Katy sat motionless until she heard the carport door slam. Then she picked up the newspaper, walked to the bathtub, and turned the hot tap wide open. Opening a drawer beside her husband’s lavatory, she took out a pair of sharp scissors, which she laid in the edge of the tub. You get it now? Randall had said, as though talking to a moron. You’re worth more to him alive than you are dead. Katy’s leg muscles quivered as though barely able to support her weight. How was that possible, since she felt as though she might float away from the earth’s surface at any moment? While she waited for the tub to fill, she looked down at the newspaper and read the name beneath the top story.
Caitlin Masters.
CHAPTER 63
DESPITE BREAKING THE speed limit most of the way to Mercy Hospital, I find Caitlin already talking to Drew Elliott in the north wing. She hardly glances over as I approach, since she’s giving her full attention to Drew, who looks up and waves at me but keeps talking.

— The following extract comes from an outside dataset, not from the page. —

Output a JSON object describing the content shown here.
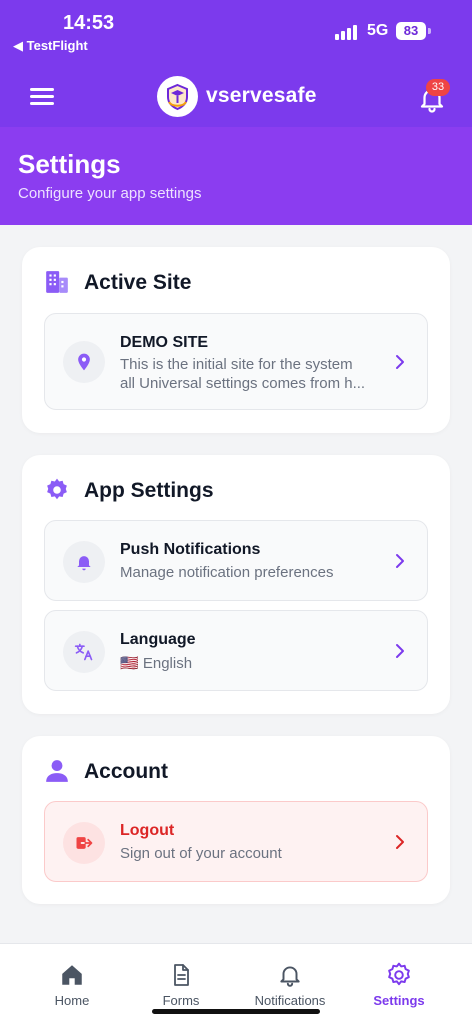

At forty-two, Drew remains the television ideal of a doctor: handsome, athletic, super-competent. But like all mortals, he’s had his share of personal troubles, and I’ve done my part to help him out of them.
“We probably should have flown him to Baton Rouge,” Drew says, nodding down the hall to where a parish deputy sits glumly on guard in a high school desk. “But between the orthopedist, the surgeon, and myself, we managed to patch Henry back together. Reduced the fractures, took care of the abdomen. Besides, he didn’t want to leave. He insisted that we keep him in this hospital. Something to do with Albert Norris being treated here, apparently.”
A single-story structure on Highway 15, Mercy Hospital serves the citizens of three surrounding parishes, but it’s no level-one trauma center.
“I appreciate you driving back over to check on him,” I say. “Has Henry gotten clearheaded enough to say anything more about his attackers?”
Drew nods. “Last night he dreamed that one of his assailants was the son of a guy he played church softball with about ten years ago. Casey Whelan was the kid’s name. I don’t know how seriously Sheriff Dennis will take that, but Henry sounded sure.”
“The FBI will take it seriously. They’re in town now.” I cut my eyes at Caitlin. “Special Agent Kaiser is supervising an FBI team down at the Jericho Hole. My guess is they’re planning to dive on the car Kirk Boisseau found yesterday.”
“Has Henry really been asking for me this morning?” Caitlin asks Drew.
“He’s spoken both your names, but I think it’s you he really wants to see.”
“I’d better get in there then. How lucid is he?”
“In and out. He looks bad, but I’m confident his head injury’s not life-threatening.”
“So he’s out of danger?” I ask.
“I’m not sure that’s a medical question.” Drew nods down the hall at the armed deputy.
I shake Drew’s hand. After he gives Caitlin a farewell hug and departs, she and I walk toward the deputy’s desk. “Are you going to tell me what’s wrong?” I ask her.
“I’m fine.”
Sure you are.
We identify ourselves to the deputy, but he asks to see our driver’s licenses anyway, which gives me some measure of confidence in Sheriff Dennis’s precautions.